The capacity expansion will serve two purposes: it will allow the plant to treat a larger amount of wastes from several towns in the immediate vicinity of the landfill; and on the other hand, it will improve the efficiency of the municipal waste treatment systems employed so that the results comply with National and European regulations.
In this regard, it is noteworthy that the current leachate treatment system used at the MSW landfill can reduce liquid waste from 100 liters down to 50. With the new plant to be annexed to the existing one, the resulting fraction will be 25, which represents an important advance.
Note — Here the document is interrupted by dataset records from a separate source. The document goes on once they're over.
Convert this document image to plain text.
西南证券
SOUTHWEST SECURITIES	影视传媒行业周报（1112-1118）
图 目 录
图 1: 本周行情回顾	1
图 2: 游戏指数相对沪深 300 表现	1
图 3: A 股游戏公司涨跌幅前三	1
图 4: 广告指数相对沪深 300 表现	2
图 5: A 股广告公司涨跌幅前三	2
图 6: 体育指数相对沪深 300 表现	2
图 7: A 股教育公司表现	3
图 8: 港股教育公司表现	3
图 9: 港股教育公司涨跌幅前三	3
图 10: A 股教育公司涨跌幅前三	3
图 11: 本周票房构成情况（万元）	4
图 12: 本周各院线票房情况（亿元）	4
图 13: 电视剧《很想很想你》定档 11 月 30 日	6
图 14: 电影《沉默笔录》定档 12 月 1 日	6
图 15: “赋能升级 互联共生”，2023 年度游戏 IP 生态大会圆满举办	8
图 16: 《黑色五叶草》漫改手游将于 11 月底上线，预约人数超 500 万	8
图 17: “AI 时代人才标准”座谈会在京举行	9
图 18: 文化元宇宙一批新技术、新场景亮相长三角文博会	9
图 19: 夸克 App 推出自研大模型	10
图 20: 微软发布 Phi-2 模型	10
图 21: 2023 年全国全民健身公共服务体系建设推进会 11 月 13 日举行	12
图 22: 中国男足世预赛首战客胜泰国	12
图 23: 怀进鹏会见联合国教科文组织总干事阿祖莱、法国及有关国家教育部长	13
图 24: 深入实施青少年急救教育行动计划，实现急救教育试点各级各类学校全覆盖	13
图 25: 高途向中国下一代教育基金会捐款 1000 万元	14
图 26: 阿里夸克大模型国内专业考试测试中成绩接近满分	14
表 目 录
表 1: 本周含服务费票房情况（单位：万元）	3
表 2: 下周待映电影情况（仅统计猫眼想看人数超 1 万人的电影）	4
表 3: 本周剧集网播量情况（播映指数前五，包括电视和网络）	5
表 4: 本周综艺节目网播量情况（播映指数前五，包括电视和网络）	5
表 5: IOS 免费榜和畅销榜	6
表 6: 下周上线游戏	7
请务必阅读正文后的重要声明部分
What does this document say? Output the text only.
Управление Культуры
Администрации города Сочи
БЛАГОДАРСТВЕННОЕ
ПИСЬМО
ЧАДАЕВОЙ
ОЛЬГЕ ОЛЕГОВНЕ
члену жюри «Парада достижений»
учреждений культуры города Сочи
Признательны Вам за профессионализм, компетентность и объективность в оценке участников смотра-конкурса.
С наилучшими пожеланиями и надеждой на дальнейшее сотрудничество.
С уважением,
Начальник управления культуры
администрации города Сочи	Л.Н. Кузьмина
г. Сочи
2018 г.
In addition, these wastes will be sent to another plant outside the facility to complete the treatment, so as to reduce them to an inert paste-like consistency to make them appropriate for storage.
Although the initial choice was to use physicochemical and/or biological waste water purification treatments for this type of effluents, it will be necessary to develop and implement physical processes of concentration instead, which, in this case, will provide better efficiency and performance, so as to obtain the desired results.
The systems of vacuum evaporation, combined with or without pre- or post- reverse osmosis are specially indicated, since they produce high leachate reduction rates as well as purified water suitable for discharge, even under the most stringent limits by means of a simple and cost-effective method.
Additionally, the biogas generated at landfills may be reused as a source of energy supply to the vacuum evaporation system, by means of either a boiler with a biogas burner or cogeneration systems.